Election coverage then and, well, then again

I thought this would not be about the Future of Newspapers. I was looking at the Detroit Free Press headline today, Jan. 9, 2007, that would have us readers believe that “Clinton, McCain win in night of comebacks” with the subhead, “New Hampshire victories cool red-hot Obama, stun Romney.”

As I opened the Free Press and pushed the button on the coffee maker, I assumed that Hillary Clinton must have left some double-digit dust for Barack Obama to chew on in yesterday’s New Hampshire primary.

“Hillary Clinton scored a stunning victory over Barack Obama on Tueday,” wrote the Free Press Washington correspondent.

The reality, muffled a few paragraphs down, is that Clinton topped Obama by three percentage points, 39 to 36 percent. If anyone got trounced, it was John Edwards, with 17 percent of the vote.

But this article, little different from stories in the elite New York Times, gives Edwards little thought. Maybe that’s why he trails so far behind.

My first thought was that this was not about the Future of Newspapers, because this is the typical horse-race writing we’ve come to expect from newspapers for generations.

A rational person would hardly interpret a three-percentage point spread between two candidates as a “stunning” victory for one and dramatic defeat for another. If this had been an opinion poll, the margin of error might have been as much as five percentage points, in which case a three percent difference would mean nothing.

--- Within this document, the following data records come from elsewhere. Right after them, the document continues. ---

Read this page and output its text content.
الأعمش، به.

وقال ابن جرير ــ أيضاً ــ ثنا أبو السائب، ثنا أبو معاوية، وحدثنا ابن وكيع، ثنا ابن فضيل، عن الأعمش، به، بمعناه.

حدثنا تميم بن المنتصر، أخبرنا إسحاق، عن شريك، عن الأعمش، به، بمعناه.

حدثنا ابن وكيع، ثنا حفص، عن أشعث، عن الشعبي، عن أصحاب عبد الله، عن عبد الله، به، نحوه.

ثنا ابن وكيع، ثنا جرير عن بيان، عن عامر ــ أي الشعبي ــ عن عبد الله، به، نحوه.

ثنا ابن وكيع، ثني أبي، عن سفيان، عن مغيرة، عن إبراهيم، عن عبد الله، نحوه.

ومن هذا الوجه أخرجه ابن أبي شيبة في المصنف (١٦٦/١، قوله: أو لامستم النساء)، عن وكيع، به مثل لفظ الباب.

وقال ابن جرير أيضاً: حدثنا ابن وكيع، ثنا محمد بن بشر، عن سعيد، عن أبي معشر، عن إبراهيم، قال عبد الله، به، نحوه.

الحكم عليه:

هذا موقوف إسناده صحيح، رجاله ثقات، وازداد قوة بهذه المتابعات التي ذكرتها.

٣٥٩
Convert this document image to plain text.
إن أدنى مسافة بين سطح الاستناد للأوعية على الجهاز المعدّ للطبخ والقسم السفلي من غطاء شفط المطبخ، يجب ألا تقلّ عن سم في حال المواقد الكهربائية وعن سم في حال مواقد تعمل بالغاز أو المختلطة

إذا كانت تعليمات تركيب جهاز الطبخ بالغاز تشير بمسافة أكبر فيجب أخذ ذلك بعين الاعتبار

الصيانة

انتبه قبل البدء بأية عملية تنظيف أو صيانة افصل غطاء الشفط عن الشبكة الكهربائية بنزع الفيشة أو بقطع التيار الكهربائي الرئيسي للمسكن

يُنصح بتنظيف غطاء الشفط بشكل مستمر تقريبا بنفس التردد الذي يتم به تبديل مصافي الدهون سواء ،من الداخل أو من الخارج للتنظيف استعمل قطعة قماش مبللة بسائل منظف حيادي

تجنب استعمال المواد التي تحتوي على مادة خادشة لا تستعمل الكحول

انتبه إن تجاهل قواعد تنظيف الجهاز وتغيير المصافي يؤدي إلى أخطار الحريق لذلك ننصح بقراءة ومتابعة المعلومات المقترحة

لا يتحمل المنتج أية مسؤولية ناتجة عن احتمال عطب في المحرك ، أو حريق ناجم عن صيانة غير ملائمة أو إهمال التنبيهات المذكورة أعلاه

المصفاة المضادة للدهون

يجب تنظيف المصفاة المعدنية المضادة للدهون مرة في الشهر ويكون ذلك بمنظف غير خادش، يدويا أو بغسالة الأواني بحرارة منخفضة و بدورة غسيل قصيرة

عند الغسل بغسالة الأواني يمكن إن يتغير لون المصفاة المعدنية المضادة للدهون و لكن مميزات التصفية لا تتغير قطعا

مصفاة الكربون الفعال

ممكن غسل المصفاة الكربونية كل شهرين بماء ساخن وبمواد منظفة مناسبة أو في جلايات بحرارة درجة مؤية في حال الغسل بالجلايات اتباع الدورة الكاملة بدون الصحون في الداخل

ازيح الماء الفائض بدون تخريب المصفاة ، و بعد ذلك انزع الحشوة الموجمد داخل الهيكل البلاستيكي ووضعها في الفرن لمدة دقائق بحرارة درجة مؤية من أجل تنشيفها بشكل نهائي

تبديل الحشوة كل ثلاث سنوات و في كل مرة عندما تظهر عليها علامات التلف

Let’s step back a mnute. What did I write about in that last paragraph? A “rational” person? Are political correspondents rational people? Hardly. They are too busy comparing notes with each other, building each other’s expectations, to remember that the people they are writing down to are also the ones who buy their papers. Well, some buy them. More and more read the papers for free on the web. Maybe it’s not just because those readers cheap. Maybe they at last are realizing the value of what they get in their paper newspapers and rejecting the talking-head political correspondents who do more to build each other’s expectataions than to interpret to us lowly early morning coffee drinkers what is actually happening in the world of national politics.

In short, they are writing for their own class of political writers, shoring up each other’s fantasies and forgetting the reality. The reality is that the so-called victories of Republicans and Democrats have occurred in states with minuscule populations. It is the hype that lends these early primaries importance all out of realistic perspective.

Who is creating the hype?

Why, those very institutions that, as we know, are struggling for survival. Wouldn’t you think they’d hear themselves bleating the same old horse-race blather? Wouldn’t you think the pundits would realize maybe their customers or potential customers or FORMER customers have gotten sick of putting their heads to these thundering ear trumpets and are turning to Internet alternatives out of desperation or worse — boredom?

So this column IS about the Future of Newspapers, after all. Because if reporters and editors don’t figure out that dishing up the same-old, same-old political palaver that worked in their distant past is as phony as it is fantastical,and moreover doesn’t serve readers the reality they deserve, they can kiss their future good-bye.